With one more milestone in the books, flying car builder Terrafugia is another step closer to launching its Transition model, as shown at April's New York Auto Show. The Terrafugia Transition has just completed the first of six flight test trials, required before the Federal Aviation Administration will certify the craft and allow customer deliveries.
As The Wall Street Journal reports, the initial flight test rated the craft’s handling (both with and without engine power), its flight stability, engine cooling functionality and optimum propeller settings for various conditions.
Simultaneously, the Transition is also undergoing road testing, which will identify any potential flaws in the vehicle’s on-road behavior before it heads to market in a year or two.
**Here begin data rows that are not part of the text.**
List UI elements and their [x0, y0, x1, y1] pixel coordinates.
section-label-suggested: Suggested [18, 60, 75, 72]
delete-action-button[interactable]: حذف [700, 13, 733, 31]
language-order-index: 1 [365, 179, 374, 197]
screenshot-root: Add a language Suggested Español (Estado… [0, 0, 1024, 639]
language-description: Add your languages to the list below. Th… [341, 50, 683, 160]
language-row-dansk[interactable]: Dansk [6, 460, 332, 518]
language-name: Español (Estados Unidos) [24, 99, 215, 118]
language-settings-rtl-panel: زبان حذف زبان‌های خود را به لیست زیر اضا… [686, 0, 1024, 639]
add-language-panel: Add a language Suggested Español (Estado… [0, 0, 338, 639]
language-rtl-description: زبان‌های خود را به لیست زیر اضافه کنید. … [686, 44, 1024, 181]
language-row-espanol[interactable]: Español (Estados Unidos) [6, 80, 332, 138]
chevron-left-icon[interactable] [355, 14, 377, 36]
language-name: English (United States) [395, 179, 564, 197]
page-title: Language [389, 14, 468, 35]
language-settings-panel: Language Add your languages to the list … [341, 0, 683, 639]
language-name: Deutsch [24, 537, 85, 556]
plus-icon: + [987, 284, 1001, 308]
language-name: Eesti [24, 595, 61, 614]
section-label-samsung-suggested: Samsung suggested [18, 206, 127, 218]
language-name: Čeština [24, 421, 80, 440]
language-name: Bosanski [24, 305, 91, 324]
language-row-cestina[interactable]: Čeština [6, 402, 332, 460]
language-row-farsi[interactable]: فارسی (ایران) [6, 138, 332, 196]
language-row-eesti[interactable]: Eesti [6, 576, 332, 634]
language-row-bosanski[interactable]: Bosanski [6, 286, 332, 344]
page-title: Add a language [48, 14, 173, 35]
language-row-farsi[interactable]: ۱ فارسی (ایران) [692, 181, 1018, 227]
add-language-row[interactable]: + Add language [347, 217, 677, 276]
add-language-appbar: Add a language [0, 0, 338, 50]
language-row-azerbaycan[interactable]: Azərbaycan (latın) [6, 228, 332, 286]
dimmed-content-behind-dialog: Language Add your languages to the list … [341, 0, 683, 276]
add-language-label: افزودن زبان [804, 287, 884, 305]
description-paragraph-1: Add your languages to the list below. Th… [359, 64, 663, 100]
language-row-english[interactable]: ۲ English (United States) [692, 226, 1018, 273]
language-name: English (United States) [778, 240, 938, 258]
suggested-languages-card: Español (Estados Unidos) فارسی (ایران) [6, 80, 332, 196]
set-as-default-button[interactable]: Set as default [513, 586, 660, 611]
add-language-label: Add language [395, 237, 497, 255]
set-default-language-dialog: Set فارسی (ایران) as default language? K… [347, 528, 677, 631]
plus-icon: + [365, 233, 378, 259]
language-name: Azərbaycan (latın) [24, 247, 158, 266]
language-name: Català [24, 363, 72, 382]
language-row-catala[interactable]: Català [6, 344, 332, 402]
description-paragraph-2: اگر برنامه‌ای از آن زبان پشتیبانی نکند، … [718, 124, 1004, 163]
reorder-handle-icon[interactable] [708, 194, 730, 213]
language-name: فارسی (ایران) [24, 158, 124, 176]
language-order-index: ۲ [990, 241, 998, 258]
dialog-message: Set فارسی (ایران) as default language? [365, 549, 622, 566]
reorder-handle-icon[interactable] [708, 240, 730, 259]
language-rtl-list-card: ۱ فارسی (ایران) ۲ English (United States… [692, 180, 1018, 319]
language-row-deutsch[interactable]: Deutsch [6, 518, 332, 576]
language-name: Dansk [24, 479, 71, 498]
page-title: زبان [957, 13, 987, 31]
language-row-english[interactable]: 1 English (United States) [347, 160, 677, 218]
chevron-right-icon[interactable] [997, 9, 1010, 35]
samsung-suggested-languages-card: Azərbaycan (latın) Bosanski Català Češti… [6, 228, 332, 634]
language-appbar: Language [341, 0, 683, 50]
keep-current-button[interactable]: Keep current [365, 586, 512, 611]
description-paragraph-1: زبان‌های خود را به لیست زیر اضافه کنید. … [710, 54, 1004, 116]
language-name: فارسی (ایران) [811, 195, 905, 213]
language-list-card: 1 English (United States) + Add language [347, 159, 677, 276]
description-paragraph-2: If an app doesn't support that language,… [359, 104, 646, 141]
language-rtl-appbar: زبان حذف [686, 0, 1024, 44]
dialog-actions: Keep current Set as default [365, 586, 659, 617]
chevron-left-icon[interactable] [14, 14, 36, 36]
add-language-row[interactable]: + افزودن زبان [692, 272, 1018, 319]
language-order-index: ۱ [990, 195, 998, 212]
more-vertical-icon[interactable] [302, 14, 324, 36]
Calling the Transition a “flying car” is a bit of a misnomer, since even the manufacturer describes it as a “roadable aircraft.” In other words, the Transition is designed to be flown from point to point, with the ancillary capability of then driving a short distance from airport to destination.
The base price for a Terrafugia Transition is expected to be $279,000, and a $10,000 deposit is required to place an order and get your name in the delivery queue. You’ll also need to have a Sport Pilot license by the time your Transition is delivered, which itself requires at least 20 hours of flight time.
We’re not pilots, nor do we play them on TV, but we’re glad to see the Transition progressing through the steps necessary to bring it to market. Sure, its appeal will be limited and it’s not exactly what we imagined flying cars of the future would look (or function) like, but you’ve got to start somewhere.